# Multiple and Polynomial Regression

[Resource](https://harvard-iacs.github.io/2018-CS109A/labs/lab-4/solutions/)

In [2]:
import numpy as np
import pandas as pd
import matplotlib.pyplot as plt

import statsmodels.api as sm
from statsmodels.api import OLS
from sklearn import preprocessing
from sklearn.metrics import r2_score
from sklearn.model_selection import train_test_split

from pandas.plotting import scatter_matrix

import seaborn as sns

%matplotlib inline

# Learning Goals

* Implement arbitrary multiple regression models in both sklearn and statsmodels.
* Interpret the coefficient estimates produced by each model, including transformed and dummy variables.

`statsmodels` is focused on the **inference task**: guess good values for the betas and discuss how certain you are in those answers.

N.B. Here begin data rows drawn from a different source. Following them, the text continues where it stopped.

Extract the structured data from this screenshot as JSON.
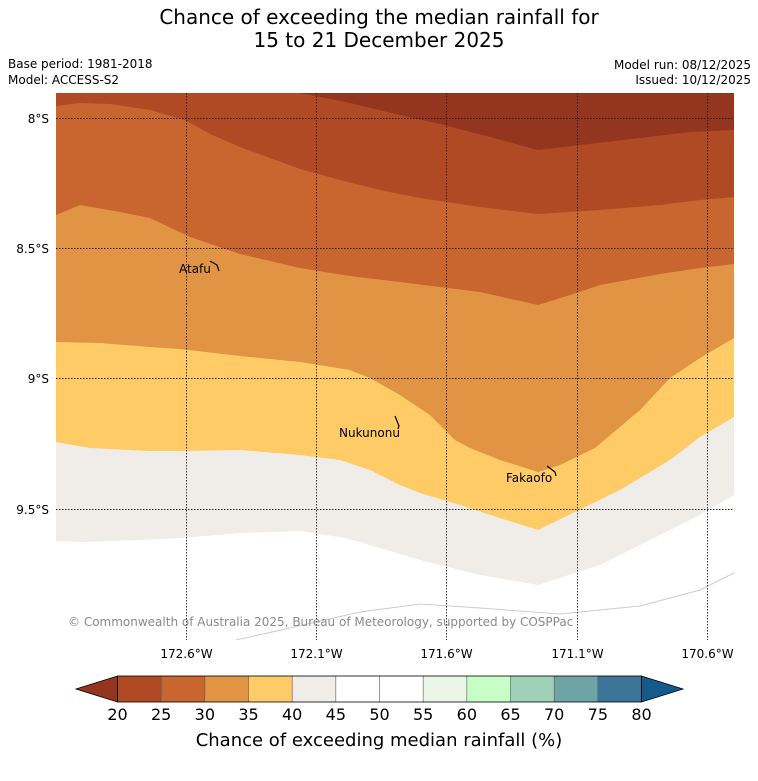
{
  "header": {
    "title_line1": "Chance of exceeding the median rainfall for",
    "title_line2": "15 to 21 December 2025",
    "base_period": "Base period: 1981-2018",
    "model": "Model: ACCESS-S2",
    "model_run": "Model run: 08/12/2025",
    "issued": "Issued: 10/12/2025"
  },
  "map": {
    "lat_labels": [
      "8°S",
      "8.5°S",
      "9°S",
      "9.5°S"
    ],
    "lon_labels": [
      "172.6°W",
      "172.1°W",
      "171.6°W",
      "171.1°W",
      "170.6°W"
    ],
    "places": [
      "Atafu",
      "Nukunonu",
      "Fakaofo"
    ],
    "copyright": "© Commonwealth of Australia 2025, Bureau of Meteorology, supported by COSPPac"
  },
  "colorbar": {
    "ticks": [
      "20",
      "25",
      "30",
      "35",
      "40",
      "45",
      "50",
      "55",
      "60",
      "65",
      "70",
      "75",
      "80"
    ],
    "colors": [
      "#b04a24",
      "#c9652f",
      "#e09444",
      "#fecb66",
      "#f0ede8",
      "#ffffff",
      "#ffffff",
      "#ebf6e9",
      "#c7fec7",
      "#9fd0b8",
      "#6ea4a6",
      "#3c7597"
    ],
    "below_color": "#93351f",
    "above_color": "#155a8a",
    "label": "Chance of exceeding median rainfall (%)"
  }
}
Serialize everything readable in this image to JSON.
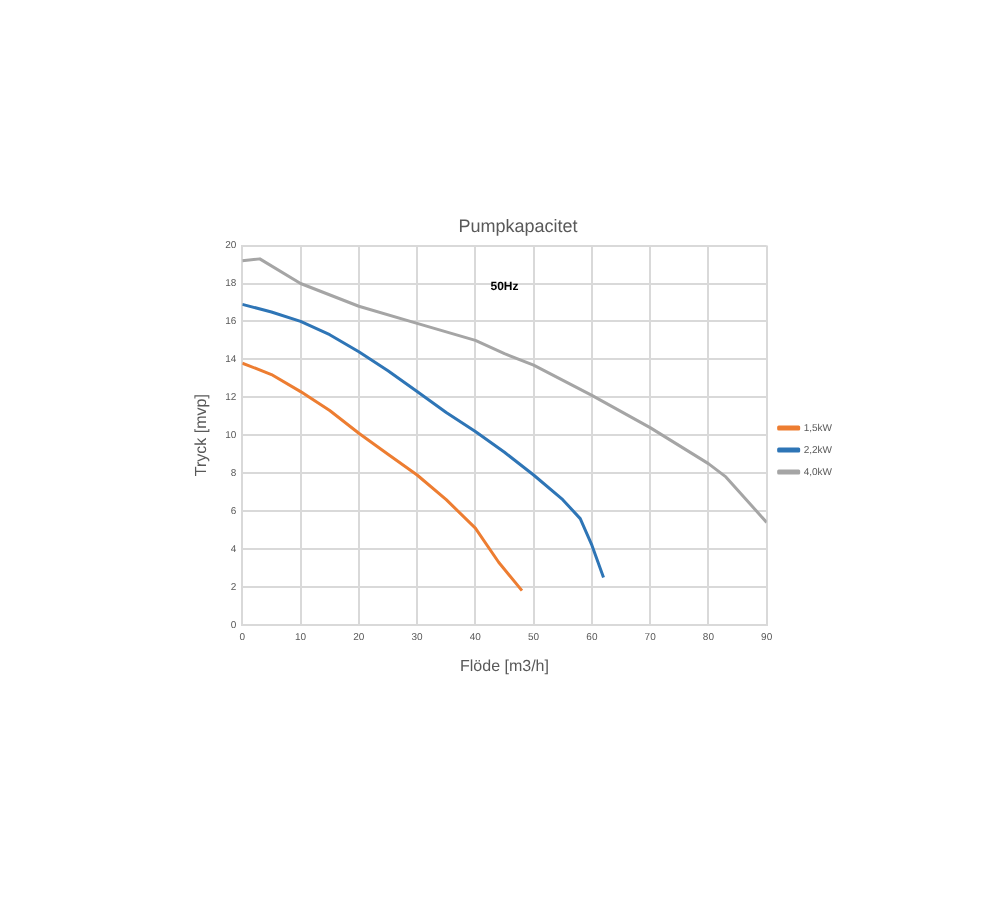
{
  "chart_data": {
    "type": "line",
    "title": "Pumpkapacitet",
    "xlabel": "Flöde [m3/h]",
    "ylabel": "Tryck [mvp]",
    "annotations": [
      {
        "text": "50Hz"
      }
    ],
    "xlim": [
      0,
      90
    ],
    "xticks": [
      0,
      10,
      20,
      30,
      40,
      50,
      60,
      70,
      80,
      90
    ],
    "ylim": [
      0,
      20
    ],
    "yticks": [
      0,
      2,
      4,
      6,
      8,
      10,
      12,
      14,
      16,
      18,
      20
    ],
    "grid": true,
    "legend": "right",
    "marker": "none",
    "line_style": "solid",
    "series": [
      {
        "name": "1,5kW",
        "color": "#ed7d31",
        "x": [
          0,
          5,
          10,
          15,
          20,
          25,
          30,
          35,
          40,
          44,
          48
        ],
        "values": [
          13.8,
          13.2,
          12.3,
          11.3,
          10.1,
          9.0,
          7.9,
          6.6,
          5.1,
          3.3,
          1.8
        ]
      },
      {
        "name": "2,2kW",
        "color": "#2e75b6",
        "x": [
          0,
          5,
          10,
          15,
          20,
          25,
          30,
          35,
          40,
          45,
          50,
          55,
          58,
          60,
          62
        ],
        "values": [
          16.9,
          16.5,
          16.0,
          15.3,
          14.4,
          13.4,
          12.3,
          11.2,
          10.2,
          9.1,
          7.9,
          6.6,
          5.6,
          4.2,
          2.5
        ]
      },
      {
        "name": "4,0kW",
        "color": "#a5a5a5",
        "x": [
          0,
          3,
          10,
          20,
          30,
          40,
          45,
          50,
          60,
          70,
          80,
          83,
          90
        ],
        "values": [
          19.2,
          19.3,
          18.0,
          16.8,
          15.9,
          15.0,
          14.3,
          13.7,
          12.1,
          10.4,
          8.5,
          7.8,
          5.4
        ]
      }
    ]
  }
}
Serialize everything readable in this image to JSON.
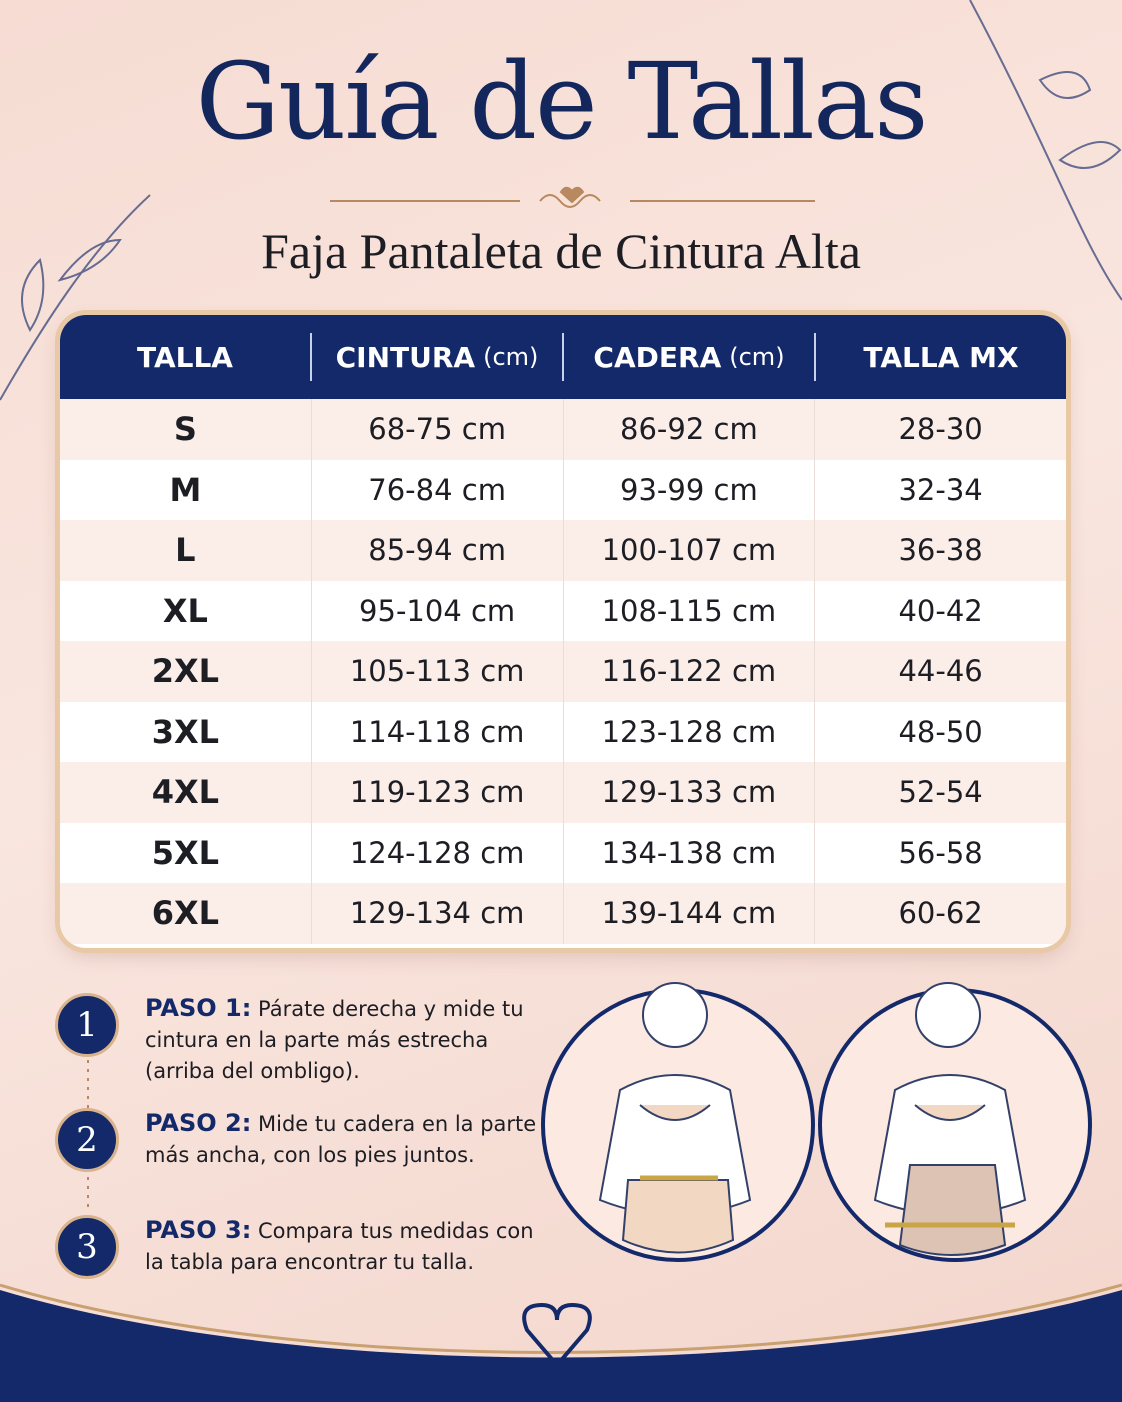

`sklearn` is focused on the **prediction task**: Given new data, guess what the response value is. As a result, `statsmodels` has lots of tools to discuss confidence, but isn't great at dealing with test sets. `sklearn` is great at test sets and validations, but can't really discuss uncertainty in the parameters or predictions. In short:
* `sklearn` is about putting a line through it and predicting new values using that line. If the line gives good predictions on the test set, who  cares about anything else?
* `statsmodels` assumes more about how the data were generated, and (if the assumptions are correct) can tell you about uncertainty in the results.

## Some terms
* **R-squared**: An interpretable summary of how well the model did. 1 is perfect, 0 is a trivial baseline model, negative is worse than the trivial model.
* **F-statistic**: A value testing whether we're likely to see these results (or even stronger ones) if none of the predictors actually mattered.
* **Prob (F-statistic)**: The probability that we'd see these results (or even stronger ones) if none of the predictors actually mattered. If this probability is small then either A) some combination of predictors actually matters of B) something rather unlikely has happened.
* **coef**: The estimate of each beta. This has several components:
    * **std err**: The amount we'd expect this value to wiggle if we re-did the data collection and re-ran our model. More data tends to make this wiggle smaller, but sometimes the collected data just isn't enough to pin down a particular value.
    * **t and P>|t|**: Similar to the F-statistic, these measure the probability of seeing coefficients this big (or even bigger) if the given variable didn't actually matter. Small probability doesn't necessarily mean the value matters.
    * **[0.025 0.975]**: Endpoints of the 95% confidence interval. This is an interval drawn in a clever way and which gives us an idea of where the true beta value might plausibly live.